When it comes to the actual writing, still working on the Latest Novel, progress is slow but steady (I’m in that dreaded muddle in the middle), and I wish I could talk about this one because I’m very excited about its potential. Alas, I’ve learned the hard way that I’m one of those writers whose enthusiasm can be easily dampened by early criticism, especially when an idea is still in the molding and shaping stage, so it’s best just to finish the thing and then talk about it. Once it’s on paper, I’m fine with getting feedback, and in fact find it quite helpful, but then I’ve got something finished and I’ve (at least partially) divested myself emotionally from it.

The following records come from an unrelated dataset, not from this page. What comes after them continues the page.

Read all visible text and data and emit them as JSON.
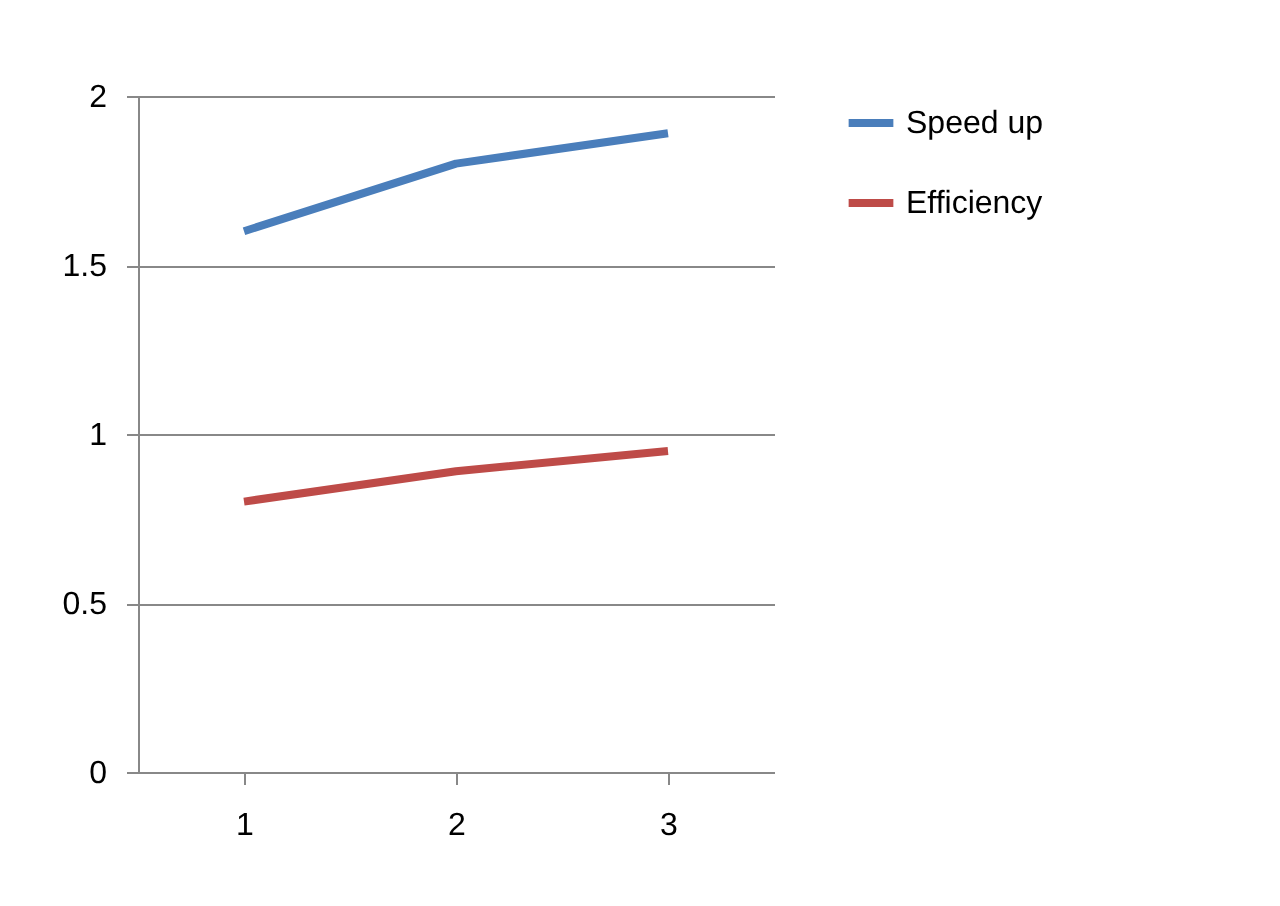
{
  "chart_data": {
    "type": "line",
    "categories": [
      "1",
      "2",
      "3"
    ],
    "series": [
      {
        "name": "Speed up",
        "color": "#4a7ebb",
        "values": [
          1.6,
          1.8,
          1.89
        ]
      },
      {
        "name": "Efficiency",
        "color": "#be4b48",
        "values": [
          0.8,
          0.89,
          0.95
        ]
      }
    ],
    "ylim": [
      0,
      2
    ],
    "yticks": [
      0,
      0.5,
      1,
      1.5,
      2
    ],
    "grid": "y",
    "legend": "right",
    "marker": "none",
    "line_style": "solid"
  }
}
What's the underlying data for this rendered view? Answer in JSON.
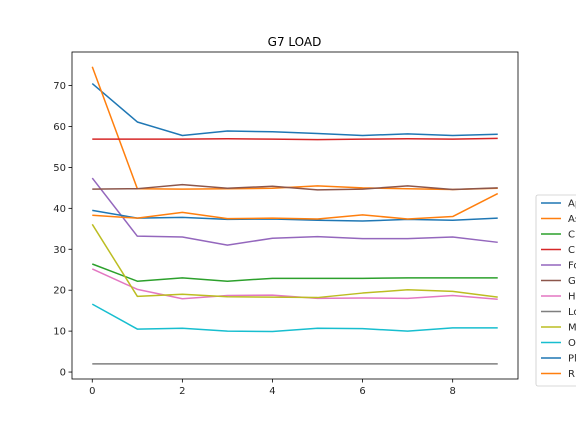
{
  "chart_data": {
    "type": "line",
    "title": "G7 LOAD",
    "xlabel": "",
    "ylabel": "",
    "xlim": [
      -0.45,
      9.45
    ],
    "ylim": [
      -1.7,
      78.2
    ],
    "xticks": [
      0,
      2,
      4,
      6,
      8
    ],
    "yticks": [
      0,
      10,
      20,
      30,
      40,
      50,
      60,
      70
    ],
    "grid": false,
    "legend_position": "right",
    "x": [
      0,
      1,
      2,
      3,
      4,
      5,
      6,
      7,
      8,
      9
    ],
    "series": [
      {
        "name": "Ap",
        "color": "#1f77b4",
        "values": [
          70.5,
          61.1,
          57.8,
          58.9,
          58.7,
          58.3,
          57.8,
          58.2,
          57.8,
          58.1
        ]
      },
      {
        "name": "As",
        "color": "#ff7f0e",
        "values": [
          74.6,
          44.8,
          44.7,
          44.8,
          44.9,
          45.5,
          45.0,
          44.8,
          44.6,
          44.9
        ]
      },
      {
        "name": "C",
        "color": "#2ca02c",
        "values": [
          26.4,
          22.2,
          23.0,
          22.2,
          22.9,
          22.9,
          22.9,
          23.0,
          23.0,
          23.0
        ]
      },
      {
        "name": "C",
        "color": "#d62728",
        "values": [
          56.9,
          56.9,
          56.9,
          57.0,
          56.9,
          56.8,
          56.9,
          57.0,
          56.9,
          57.1
        ]
      },
      {
        "name": "Fo",
        "color": "#9467bd",
        "values": [
          47.4,
          33.2,
          33.0,
          31.0,
          32.7,
          33.1,
          32.6,
          32.6,
          33.0,
          31.7
        ]
      },
      {
        "name": "G",
        "color": "#8c564b",
        "values": [
          44.7,
          44.8,
          45.8,
          44.9,
          45.4,
          44.5,
          44.7,
          45.5,
          44.6,
          45.0
        ]
      },
      {
        "name": "H",
        "color": "#e377c2",
        "values": [
          25.2,
          20.2,
          17.9,
          18.7,
          18.8,
          18.0,
          18.1,
          18.0,
          18.7,
          17.8
        ]
      },
      {
        "name": "Lo",
        "color": "#7f7f7f",
        "values": [
          2.0,
          2.0,
          2.0,
          2.0,
          2.0,
          2.0,
          2.0,
          2.0,
          2.0,
          2.0
        ]
      },
      {
        "name": "M",
        "color": "#bcbd22",
        "values": [
          36.1,
          18.5,
          19.0,
          18.4,
          18.3,
          18.2,
          19.3,
          20.1,
          19.7,
          18.3
        ]
      },
      {
        "name": "O",
        "color": "#17becf",
        "values": [
          16.6,
          10.5,
          10.7,
          10.0,
          9.9,
          10.7,
          10.6,
          10.0,
          10.8,
          10.8
        ]
      },
      {
        "name": "Pl",
        "color": "#1f77b4",
        "values": [
          39.5,
          37.6,
          37.8,
          37.3,
          37.4,
          37.1,
          36.9,
          37.3,
          37.1,
          37.6
        ]
      },
      {
        "name": "R",
        "color": "#ff7f0e",
        "values": [
          38.3,
          37.6,
          39.0,
          37.5,
          37.6,
          37.4,
          38.4,
          37.4,
          38.0,
          43.6
        ]
      }
    ]
  }
}
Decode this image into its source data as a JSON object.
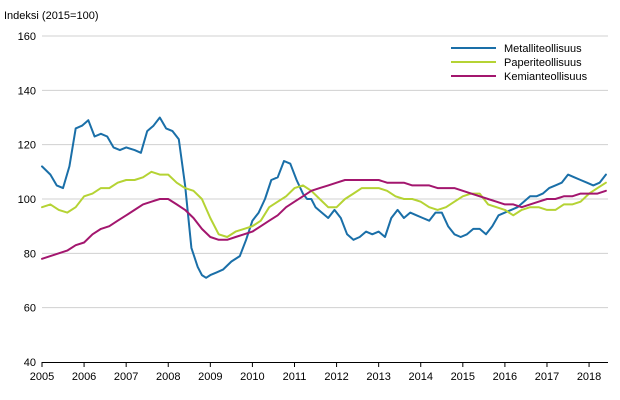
{
  "chart_data": {
    "type": "line",
    "ylabel": "Indeksi (2015=100)",
    "ylim": [
      40,
      160
    ],
    "yticks": [
      40,
      60,
      80,
      100,
      120,
      140,
      160
    ],
    "xlim": [
      2005,
      2018.45
    ],
    "xticks": [
      "2005",
      "2006",
      "2007",
      "2008",
      "2009",
      "2010",
      "2011",
      "2012",
      "2013",
      "2014",
      "2015",
      "2016",
      "2017",
      "2018"
    ],
    "grid": "horizontal",
    "legend_position": "top-right",
    "series": [
      {
        "name": "Metalliteollisuus",
        "color": "#1a6fa8",
        "x": [
          2005.0,
          2005.2,
          2005.35,
          2005.5,
          2005.65,
          2005.8,
          2005.95,
          2006.1,
          2006.25,
          2006.4,
          2006.55,
          2006.7,
          2006.85,
          2007.0,
          2007.2,
          2007.35,
          2007.5,
          2007.65,
          2007.8,
          2007.95,
          2008.1,
          2008.25,
          2008.4,
          2008.55,
          2008.7,
          2008.8,
          2008.9,
          2009.0,
          2009.15,
          2009.3,
          2009.5,
          2009.7,
          2009.85,
          2010.0,
          2010.15,
          2010.3,
          2010.45,
          2010.6,
          2010.75,
          2010.9,
          2011.05,
          2011.2,
          2011.3,
          2011.4,
          2011.5,
          2011.65,
          2011.8,
          2011.95,
          2012.1,
          2012.25,
          2012.4,
          2012.55,
          2012.7,
          2012.85,
          2013.0,
          2013.15,
          2013.3,
          2013.45,
          2013.6,
          2013.75,
          2013.9,
          2014.05,
          2014.2,
          2014.35,
          2014.5,
          2014.65,
          2014.8,
          2014.95,
          2015.1,
          2015.25,
          2015.4,
          2015.55,
          2015.7,
          2015.85,
          2016.0,
          2016.15,
          2016.3,
          2016.45,
          2016.6,
          2016.75,
          2016.9,
          2017.05,
          2017.2,
          2017.35,
          2017.5,
          2017.65,
          2017.8,
          2017.95,
          2018.1,
          2018.25,
          2018.4
        ],
        "values": [
          112,
          109,
          105,
          104,
          112,
          126,
          127,
          129,
          123,
          124,
          123,
          119,
          118,
          119,
          118,
          117,
          125,
          127,
          130,
          126,
          125,
          122,
          105,
          82,
          75,
          72,
          71,
          72,
          73,
          74,
          77,
          79,
          85,
          92,
          95,
          100,
          107,
          108,
          114,
          113,
          107,
          102,
          100,
          100,
          97,
          95,
          93,
          96,
          93,
          87,
          85,
          86,
          88,
          87,
          88,
          86,
          93,
          96,
          93,
          95,
          94,
          93,
          92,
          95,
          95,
          90,
          87,
          86,
          87,
          89,
          89,
          87,
          90,
          94,
          95,
          96,
          97,
          99,
          101,
          101,
          102,
          104,
          105,
          106,
          109,
          108,
          107,
          106,
          105,
          106,
          109
        ]
      },
      {
        "name": "Paperiteollisuus",
        "color": "#b5d334",
        "x": [
          2005.0,
          2005.2,
          2005.4,
          2005.6,
          2005.8,
          2006.0,
          2006.2,
          2006.4,
          2006.6,
          2006.8,
          2007.0,
          2007.2,
          2007.4,
          2007.6,
          2007.8,
          2008.0,
          2008.2,
          2008.4,
          2008.6,
          2008.8,
          2009.0,
          2009.2,
          2009.4,
          2009.6,
          2009.8,
          2010.0,
          2010.2,
          2010.4,
          2010.6,
          2010.8,
          2011.0,
          2011.2,
          2011.4,
          2011.6,
          2011.8,
          2012.0,
          2012.2,
          2012.4,
          2012.6,
          2012.8,
          2013.0,
          2013.2,
          2013.4,
          2013.6,
          2013.8,
          2014.0,
          2014.2,
          2014.4,
          2014.6,
          2014.8,
          2015.0,
          2015.2,
          2015.4,
          2015.6,
          2015.8,
          2016.0,
          2016.2,
          2016.4,
          2016.6,
          2016.8,
          2017.0,
          2017.2,
          2017.4,
          2017.6,
          2017.8,
          2018.0,
          2018.2,
          2018.4
        ],
        "values": [
          97,
          98,
          96,
          95,
          97,
          101,
          102,
          104,
          104,
          106,
          107,
          107,
          108,
          110,
          109,
          109,
          106,
          104,
          103,
          100,
          93,
          87,
          86,
          88,
          89,
          90,
          92,
          97,
          99,
          101,
          104,
          105,
          103,
          100,
          97,
          97,
          100,
          102,
          104,
          104,
          104,
          103,
          101,
          100,
          100,
          99,
          97,
          96,
          97,
          99,
          101,
          102,
          102,
          98,
          97,
          96,
          94,
          96,
          97,
          97,
          96,
          96,
          98,
          98,
          99,
          102,
          104,
          106
        ]
      },
      {
        "name": "Kemianteollisuus",
        "color": "#a3166e",
        "x": [
          2005.0,
          2005.2,
          2005.4,
          2005.6,
          2005.8,
          2006.0,
          2006.2,
          2006.4,
          2006.6,
          2006.8,
          2007.0,
          2007.2,
          2007.4,
          2007.6,
          2007.8,
          2008.0,
          2008.2,
          2008.4,
          2008.6,
          2008.8,
          2009.0,
          2009.2,
          2009.4,
          2009.6,
          2009.8,
          2010.0,
          2010.2,
          2010.4,
          2010.6,
          2010.8,
          2011.0,
          2011.2,
          2011.4,
          2011.6,
          2011.8,
          2012.0,
          2012.2,
          2012.4,
          2012.6,
          2012.8,
          2013.0,
          2013.2,
          2013.4,
          2013.6,
          2013.8,
          2014.0,
          2014.2,
          2014.4,
          2014.6,
          2014.8,
          2015.0,
          2015.2,
          2015.4,
          2015.6,
          2015.8,
          2016.0,
          2016.2,
          2016.4,
          2016.6,
          2016.8,
          2017.0,
          2017.2,
          2017.4,
          2017.6,
          2017.8,
          2018.0,
          2018.2,
          2018.4
        ],
        "values": [
          78,
          79,
          80,
          81,
          83,
          84,
          87,
          89,
          90,
          92,
          94,
          96,
          98,
          99,
          100,
          100,
          98,
          96,
          93,
          89,
          86,
          85,
          85,
          86,
          87,
          88,
          90,
          92,
          94,
          97,
          99,
          101,
          103,
          104,
          105,
          106,
          107,
          107,
          107,
          107,
          107,
          106,
          106,
          106,
          105,
          105,
          105,
          104,
          104,
          104,
          103,
          102,
          101,
          100,
          99,
          98,
          98,
          97,
          98,
          99,
          100,
          100,
          101,
          101,
          102,
          102,
          102,
          103
        ]
      }
    ]
  }
}
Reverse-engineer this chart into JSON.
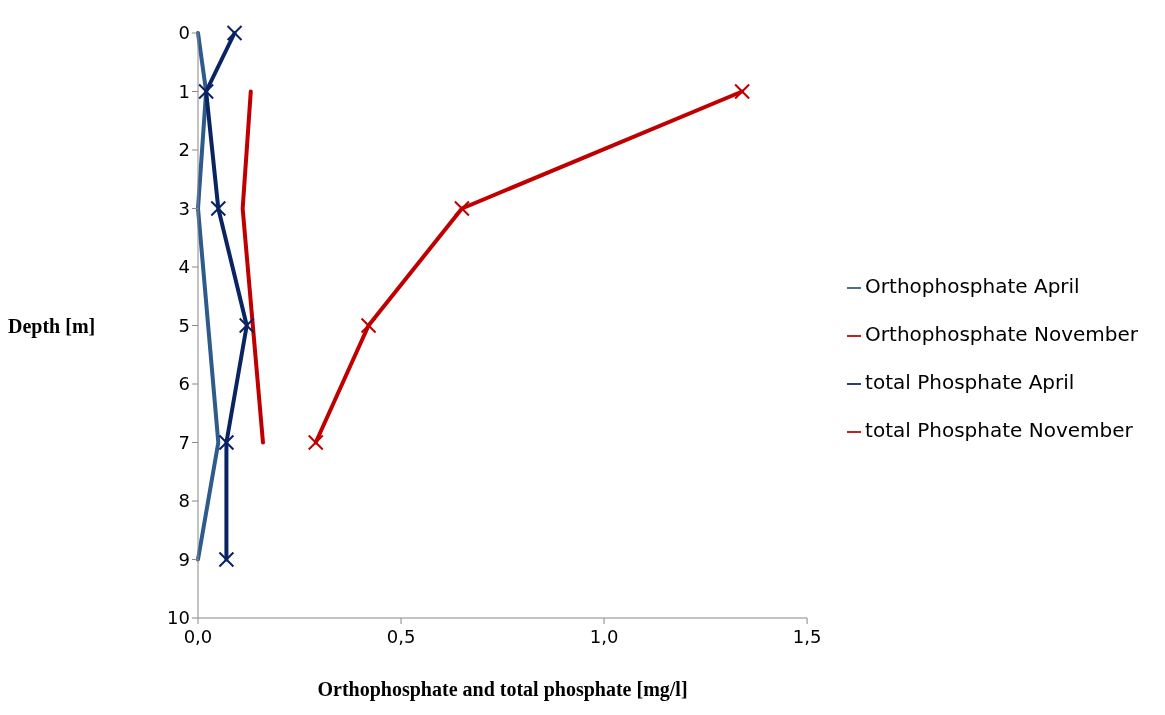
{
  "chart_data": {
    "type": "line",
    "xlabel": "Orthophosphate and total phosphate [mg/l]",
    "ylabel": "Depth [m]",
    "xlim": [
      0,
      1.5
    ],
    "xticks": [
      {
        "value": 0,
        "label": "0,0"
      },
      {
        "value": 0.5,
        "label": "0,5"
      },
      {
        "value": 1,
        "label": "1,0"
      },
      {
        "value": 1.5,
        "label": "1,5"
      }
    ],
    "ylim": [
      10,
      0
    ],
    "yticks": [
      0,
      1,
      2,
      3,
      4,
      5,
      6,
      7,
      8,
      9,
      10
    ],
    "grid": false,
    "legend": "right",
    "series": [
      {
        "name": "Orthophosphate April",
        "color": "#2e5a8c",
        "marker": "none",
        "x": [
          0,
          0.02,
          0,
          0.05,
          0
        ],
        "values": [
          0,
          1,
          3,
          7,
          9
        ]
      },
      {
        "name": "Orthophosphate November",
        "color": "#c00000",
        "marker": "none",
        "x": [
          0.13,
          0.11,
          0.16
        ],
        "values": [
          1,
          3,
          7
        ]
      },
      {
        "name": "total Phosphate April",
        "color": "#0a2463",
        "marker": "cross",
        "x": [
          0.09,
          0.02,
          0.05,
          0.12,
          0.07,
          0.07
        ],
        "values": [
          0,
          1,
          3,
          5,
          7,
          9
        ]
      },
      {
        "name": "total Phosphate November",
        "color": "#c00000",
        "marker": "cross",
        "x": [
          1.34,
          0.65,
          0.42,
          0.29
        ],
        "values": [
          1,
          3,
          5,
          7
        ]
      }
    ]
  }
}
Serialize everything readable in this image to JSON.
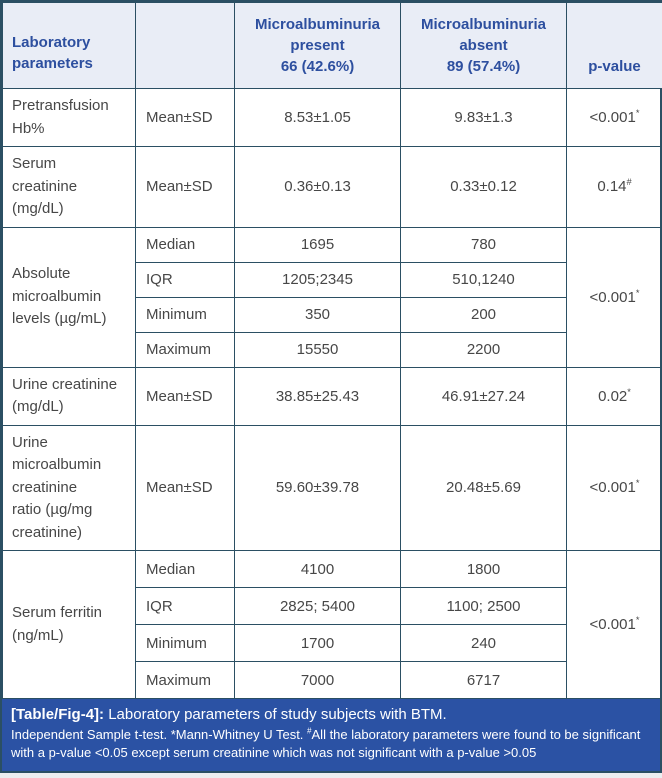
{
  "colors": {
    "header_bg": "#e9edf6",
    "header_text": "#2d4f9f",
    "border": "#2b4f63",
    "footer_bg": "#2b52a4",
    "body_text": "#474747",
    "page_bg": "#eceef0"
  },
  "table": {
    "header": {
      "laboratory_parameters": "Laboratory\nparameters",
      "stat_column": "",
      "microalbuminuria_present": "Microalbuminuria\npresent\n66 (42.6%)",
      "microalbuminuria_absent": "Microalbuminuria\nabsent\n89 (57.4%)",
      "p_value": "p-value"
    },
    "rows": {
      "pretransfusion_hb": {
        "param": "Pretransfusion\nHb%",
        "stat": "Mean±SD",
        "present": "8.53±1.05",
        "absent": "9.83±1.3",
        "p": "<0.001",
        "p_sup": "*"
      },
      "serum_creatinine": {
        "param": "Serum\ncreatinine\n(mg/dL)",
        "stat": "Mean±SD",
        "present": "0.36±0.13",
        "absent": "0.33±0.12",
        "p": "0.14",
        "p_sup": "#"
      },
      "absolute_microalbumin": {
        "param": "Absolute\nmicroalbumin\nlevels (µg/mL)",
        "sub": [
          {
            "stat": "Median",
            "present": "1695",
            "absent": "780"
          },
          {
            "stat": "IQR",
            "present": "1205;2345",
            "absent": "510,1240"
          },
          {
            "stat": "Minimum",
            "present": "350",
            "absent": "200"
          },
          {
            "stat": "Maximum",
            "present": "15550",
            "absent": "2200"
          }
        ],
        "p": "<0.001",
        "p_sup": "*"
      },
      "urine_creatinine": {
        "param": "Urine creatinine\n(mg/dL)",
        "stat": "Mean±SD",
        "present": "38.85±25.43",
        "absent": "46.91±27.24",
        "p": "0.02",
        "p_sup": "*"
      },
      "urine_microalbumin_ratio": {
        "param": "Urine\nmicroalbumin\ncreatinine\nratio (µg/mg\ncreatinine)",
        "stat": "Mean±SD",
        "present": "59.60±39.78",
        "absent": "20.48±5.69",
        "p": "<0.001",
        "p_sup": "*"
      },
      "serum_ferritin": {
        "param": "Serum ferritin\n(ng/mL)",
        "sub": [
          {
            "stat": "Median",
            "present": "4100",
            "absent": "1800"
          },
          {
            "stat": "IQR",
            "present": "2825; 5400",
            "absent": "1100; 2500"
          },
          {
            "stat": "Minimum",
            "present": "1700",
            "absent": "240"
          },
          {
            "stat": "Maximum",
            "present": "7000",
            "absent": "6717"
          }
        ],
        "p": "<0.001",
        "p_sup": "*"
      }
    }
  },
  "footer": {
    "caption_label": "[Table/Fig-4]:",
    "caption_text": " Laboratory parameters of study subjects with BTM.",
    "note_before": "Independent Sample t-test. *Mann-Whitney U Test. ",
    "note_sup": "#",
    "note_after": "All the laboratory parameters were found to be significant with a p-value <0.05 except serum creatinine which was not significant with a p-value >0.05"
  }
}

On another topic, somebody the other day referred to me as “young writer,” as in, “this young writer here has had some great success so far.” Now I suppose, in a pure chronolocial sense, you could refer to a 34-year-old as young, but I think I’m getting dangerously close to the point where that adjective can no longer apply. To me, a young writer would a teenager, maybe, or somebody in their early twenties. But I guess that’s the point, isn’t it? It’s all relative.
Except, when it comes to writing, the term young writer means something quite different. When people in publishing refer to someone as young, they generally mean new, as in new to the scene of publishing. And that’s fair enough — except why not just say new? Well, perhaps because calling someone a new writer implies that they haven’t been writing long, when in fact most writers toil in unpublished anonymity for many years before any of their words see print. And that’s exactly how I’ve heard that term used — to describe people who are just now getting serious about the craft.
Of course, I do think there comes a point when a newly published author can’t be referred to as young, no matter the meaning. I’m trying to imagine a 90-year-old first time novelist being called “a young writer” and I doubt it would fly. It’s really quite fascinating. If I was a professional basketball player, at 34 I’d be considered a creaky veteran nearing retirement. I’d also probably be insanely rich. This is besides the point, but I felt it worth saying.
No real point to any of this except the obvious: words can mean different things depending on the context, and that’s always interesting to a writer. Even when they refer to the writer himself.
Recommended Reading:
Every now and then I’ll pick up a book on writing. There’s hundreds of them out there, many of them written by writers who’ve really had very little success in publishing, so I do think a serious writer should be careful and err toward how-to books written by writers who’ve either been bestsellers or at least made a good solid living at their craft. Lawrence Block is one such writer, and I just finished his Spider, Spin Me a Web: A Handbook for Fiction Writers.
It’s a collection of many of his best columns from when he was writing regularly for Writer’s Digest magazine, and it’s a fantastic read. It’s not so much about the nuts and bolts of the craft, though there’s plenty sprinkled throughout; it reads more like a Dear Abby column, covering a little of this and a little of that, Block going wherever his whim takes him. This may not sound good, but in the end it’s a book that seems to fill in all missing links that other writers miss in more structured books.